For those with an unmanageable large balance, consider negotiating with your creditors. Some lenders are willing to settle for considerably less than you owe them than risk losing the full sum in case you go bankrupt. This approach can be quite effective with old debts that have gone into the collections stage. Just ensure that you make the agreement in writing.

In case the creditors are reluctant to pardon you of your debt, consider getting a personal loan from services like SoFi, which can help you consolidate your debt at much lower interest rates.

  1. Sign up for Experian Boost

Experian recently outed a new feature called Experian Boost, which is designed to help boost credit scores by providing you with credit for utility and cell phone payments. When you sign up for the service, you will connect the bank account you use to make the payments. Then, you will be allowed to choose and verify the different payments you’ve made, which will highlight your payment history. Since your payment history is a critical element when determining your score, Experian Boost can quickly improve your score. 

  1. Keep a Low Balance

When you manage to keep your balance down to 30% of your available credit or lower, try to keep it there, also there are alternatives to payday loans, investigate payday credit. Here are a number of ways to do that:

  • Pay in full: Once you get your bill, pay it completely. This will get your balance to zero, meaning you can start over with a clean slate.
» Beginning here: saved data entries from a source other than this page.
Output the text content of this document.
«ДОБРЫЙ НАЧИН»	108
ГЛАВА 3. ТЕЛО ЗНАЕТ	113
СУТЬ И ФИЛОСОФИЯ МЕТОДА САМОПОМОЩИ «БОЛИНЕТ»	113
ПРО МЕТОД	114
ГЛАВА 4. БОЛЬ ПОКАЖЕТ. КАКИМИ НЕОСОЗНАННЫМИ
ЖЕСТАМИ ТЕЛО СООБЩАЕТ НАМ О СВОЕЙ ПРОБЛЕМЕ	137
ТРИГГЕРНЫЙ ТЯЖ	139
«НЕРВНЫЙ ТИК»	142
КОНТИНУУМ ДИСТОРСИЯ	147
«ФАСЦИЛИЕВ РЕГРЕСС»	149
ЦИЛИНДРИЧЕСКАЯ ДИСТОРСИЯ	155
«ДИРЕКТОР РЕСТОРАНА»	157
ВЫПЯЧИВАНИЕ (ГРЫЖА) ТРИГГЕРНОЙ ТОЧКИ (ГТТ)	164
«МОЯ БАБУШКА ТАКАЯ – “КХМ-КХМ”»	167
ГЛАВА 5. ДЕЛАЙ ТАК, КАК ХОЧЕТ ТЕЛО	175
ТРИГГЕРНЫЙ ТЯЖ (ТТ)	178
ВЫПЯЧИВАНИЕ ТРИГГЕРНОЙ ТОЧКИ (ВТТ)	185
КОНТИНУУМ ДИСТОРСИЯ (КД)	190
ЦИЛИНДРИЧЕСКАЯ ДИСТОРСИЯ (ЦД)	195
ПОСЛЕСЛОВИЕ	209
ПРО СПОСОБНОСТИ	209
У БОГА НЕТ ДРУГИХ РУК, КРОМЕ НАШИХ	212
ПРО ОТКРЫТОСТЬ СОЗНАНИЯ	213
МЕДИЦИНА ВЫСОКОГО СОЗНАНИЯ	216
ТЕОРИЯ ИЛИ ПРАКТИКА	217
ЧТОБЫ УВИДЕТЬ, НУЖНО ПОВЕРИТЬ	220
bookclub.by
Otherwise, you will just pile up new debts on the old ones and the balances will eventually creep up. Further, interest payments will be piled on top of what you already owe.
  • Charge Less: Avoid running up your credit card bill to pay for things that aren’t essential. This is not to say that you should quit using credit cards, no. In fact, taking credit cards and paying them off on time is good for your credit rating. The key here is sticking to a budget and not pushing your cards over the 30% rating.
  • Pay twice a month: Keep in mind that even if you choose to pay your credit card off in full every month, your credit report balance won’t be $0. This is because most lenders usually report your balance to the credit bureaus while sending your bill; not when you pay it. For example, if you charge $1,000 on a card with a $1,000 limit, it might look like your card is maxed out, even if you just paid it off. Fortunately, you can get around this by breaking your $1,000 payments into two separate $500 payments made two weeks apart. This way, your bill won’t go beyond $500.
  • Increase your credit limits: You can do this in two ways: lower your total credit balance or make the available credit limit higher. For instance, in our above example, taking the $1,000 card and raising its limit to $3,000 will instantly mean you’re using 33% of your credit. However, this only works if you keep your new, higher credit limit untouched. If you charge an extra $2,000 after raising your limit $3,000, you’re no better than before.

As a final note, if you’re looking for a hard and fast way to raise your credit score.  Consider getting a credit tradeline.  What is a credit tradeline?  A tradeline is basically an entry in a credit score.  When you get a tradeline you’re basically paying a company to add you to a trustworthy persons credit score.  Its effective, but its not free.  Tradeline costs a couple of hundred a month.  So, if you are on a budget, you’ll probably want to improve your credit the old fashioned way – pay off your debts and keep your credit card utilization low.